I suppose it can be more comforting for people to know that they are made up of cells, flesh, DNA and that when they die, they'll rot buried in the ground forever. On the other hand, I see why humans want something deeper. There is a certain need for spirituality, for God, etc. Whether or not spirits and such exist, who knows. Then I suppose you are right, it sounds just as absurd as me trying to tell you that my imaginary friend actually exists. But it should also be noted that there are religious, spiritual scientists, and many notable scientists (Einstein, Pauli, Heisenberg) have espoused mysticism.


Are you kidding me? Would a society that embrace ignorant and beliefs without evidence be a place where you want to live?

1. The universe and everything in it is amazing, it's full of mysteries, when you uncover these mysteries, you get even stranger mysteries an even more awesome The truth is far more amazing than any fiction.

2. Then those things are by definition beyond the natural world or sensory world, as you said. They cannot be sensed (see, touch, feel, hear etc). So it's damn strange many people who do sense it. If it can interact with the natural world however, if it can be sensed, it should be under scrutiny of the scientific method.

3. Unfair comparison and irrelevant. I don't watch anime to find the truth about the world. Maybe a little XD but mainly I do because I enjoy watching fantasies etc. Those who meditate etc gains transcendence insights etc. which is like when you see the rainbow early in the morning, when its raining a little and you're in full awe and wonderment and stuff. Or when you hear a piece of music that really touched your soul like you have goosebumps & full of awe and wonder and stuff.

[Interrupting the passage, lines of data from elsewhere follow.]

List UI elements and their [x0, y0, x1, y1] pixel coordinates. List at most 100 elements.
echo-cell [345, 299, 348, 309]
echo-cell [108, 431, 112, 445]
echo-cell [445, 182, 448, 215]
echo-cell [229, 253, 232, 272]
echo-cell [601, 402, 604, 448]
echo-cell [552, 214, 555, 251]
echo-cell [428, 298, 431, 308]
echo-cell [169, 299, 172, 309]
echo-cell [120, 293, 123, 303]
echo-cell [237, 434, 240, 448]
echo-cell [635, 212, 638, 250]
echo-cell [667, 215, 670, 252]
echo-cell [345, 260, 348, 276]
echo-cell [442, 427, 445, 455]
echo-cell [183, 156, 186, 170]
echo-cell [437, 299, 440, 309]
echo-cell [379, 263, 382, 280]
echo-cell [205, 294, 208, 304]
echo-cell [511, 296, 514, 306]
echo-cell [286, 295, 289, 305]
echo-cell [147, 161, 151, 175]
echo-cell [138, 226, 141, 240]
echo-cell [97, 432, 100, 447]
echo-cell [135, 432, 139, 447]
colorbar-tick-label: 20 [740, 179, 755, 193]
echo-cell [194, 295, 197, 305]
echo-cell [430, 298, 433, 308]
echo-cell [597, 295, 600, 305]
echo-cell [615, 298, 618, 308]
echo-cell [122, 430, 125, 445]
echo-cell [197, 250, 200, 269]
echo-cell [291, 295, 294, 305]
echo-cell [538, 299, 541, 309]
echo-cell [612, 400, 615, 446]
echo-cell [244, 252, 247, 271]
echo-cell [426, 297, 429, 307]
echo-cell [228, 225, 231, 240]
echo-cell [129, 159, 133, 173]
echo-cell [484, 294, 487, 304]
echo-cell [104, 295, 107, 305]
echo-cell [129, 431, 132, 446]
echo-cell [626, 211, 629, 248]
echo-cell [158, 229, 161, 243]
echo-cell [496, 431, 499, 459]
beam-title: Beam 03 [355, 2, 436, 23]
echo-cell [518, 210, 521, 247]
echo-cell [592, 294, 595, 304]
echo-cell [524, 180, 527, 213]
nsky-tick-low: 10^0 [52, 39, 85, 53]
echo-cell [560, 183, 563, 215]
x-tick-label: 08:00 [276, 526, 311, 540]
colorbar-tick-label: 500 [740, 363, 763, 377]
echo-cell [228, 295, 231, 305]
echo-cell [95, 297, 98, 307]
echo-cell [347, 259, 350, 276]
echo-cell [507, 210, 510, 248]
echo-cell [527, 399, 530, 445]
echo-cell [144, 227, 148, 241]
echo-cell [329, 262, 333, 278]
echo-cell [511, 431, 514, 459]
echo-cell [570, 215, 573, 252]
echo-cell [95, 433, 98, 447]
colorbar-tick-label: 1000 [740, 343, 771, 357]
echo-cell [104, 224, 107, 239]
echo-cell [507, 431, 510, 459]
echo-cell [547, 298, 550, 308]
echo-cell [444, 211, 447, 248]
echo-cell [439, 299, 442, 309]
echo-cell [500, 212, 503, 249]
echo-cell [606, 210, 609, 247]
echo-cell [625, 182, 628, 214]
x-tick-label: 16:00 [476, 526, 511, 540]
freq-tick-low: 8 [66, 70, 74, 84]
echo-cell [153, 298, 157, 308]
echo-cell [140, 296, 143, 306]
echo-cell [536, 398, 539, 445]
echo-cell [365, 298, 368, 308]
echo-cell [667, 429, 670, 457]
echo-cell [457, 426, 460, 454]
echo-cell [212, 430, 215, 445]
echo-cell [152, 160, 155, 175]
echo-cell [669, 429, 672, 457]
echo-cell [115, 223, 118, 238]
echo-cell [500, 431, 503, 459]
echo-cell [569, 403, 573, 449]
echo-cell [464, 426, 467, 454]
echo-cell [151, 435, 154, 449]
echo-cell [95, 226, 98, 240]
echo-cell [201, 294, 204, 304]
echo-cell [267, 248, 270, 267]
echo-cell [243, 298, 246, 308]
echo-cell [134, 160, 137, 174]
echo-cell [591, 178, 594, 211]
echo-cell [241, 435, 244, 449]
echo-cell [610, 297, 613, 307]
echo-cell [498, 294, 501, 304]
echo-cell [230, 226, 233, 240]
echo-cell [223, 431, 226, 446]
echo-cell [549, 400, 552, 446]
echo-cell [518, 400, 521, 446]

4. Hmm... That's exactly what I'm arguing for. We do not rely on our senses only to learn about the world. Like I said earlier our senses are actually unreliable so we shouldn't rely on our senses only. Which is where the scientific method comes in: http://en.wikipedia.org/wiki/Scientific_method I really can't be bothered to explain it unless you want me to. And please watch this video: http://www.youtube.com/watch?v=5wV_REEdvxo [10.06]


Whaat? Please watch this video: http://www.youtube.com/watch?v=9D05ej8u-gU [3.33] + When I think of what will happen when I die, I'm always marvelled by the fact that my atoms one day could be come part of a star/planet/trees aka be part of the world again for trillion of years. There are so many wonder in this world, like our brain is the most complex systems that we know of, there are more neurons and connections than there are stars in our entire galaxy (holy shit?)

I'm a Buddhist who meditate from time to time, I find awe and wonder every where I look, music, movie, nature etc. and although I'm still a noobie and have not feel the transcendental feelings that meditation has to offer, but I do know many people who has. There is nothing supernatural about this, in fact it has been studied quite extensively on the effect of meditation has on the brain. But of course, on the course of history, people of different cultures have associate these feelings with mysticism or their religious beliefs etc. It's a god of the gaps fallacies. We made things up or associate these feelings to unexplained phenomenon like lightning, earthquake etc to explain the natural world. We humans are like that, we tend to try to explain everything.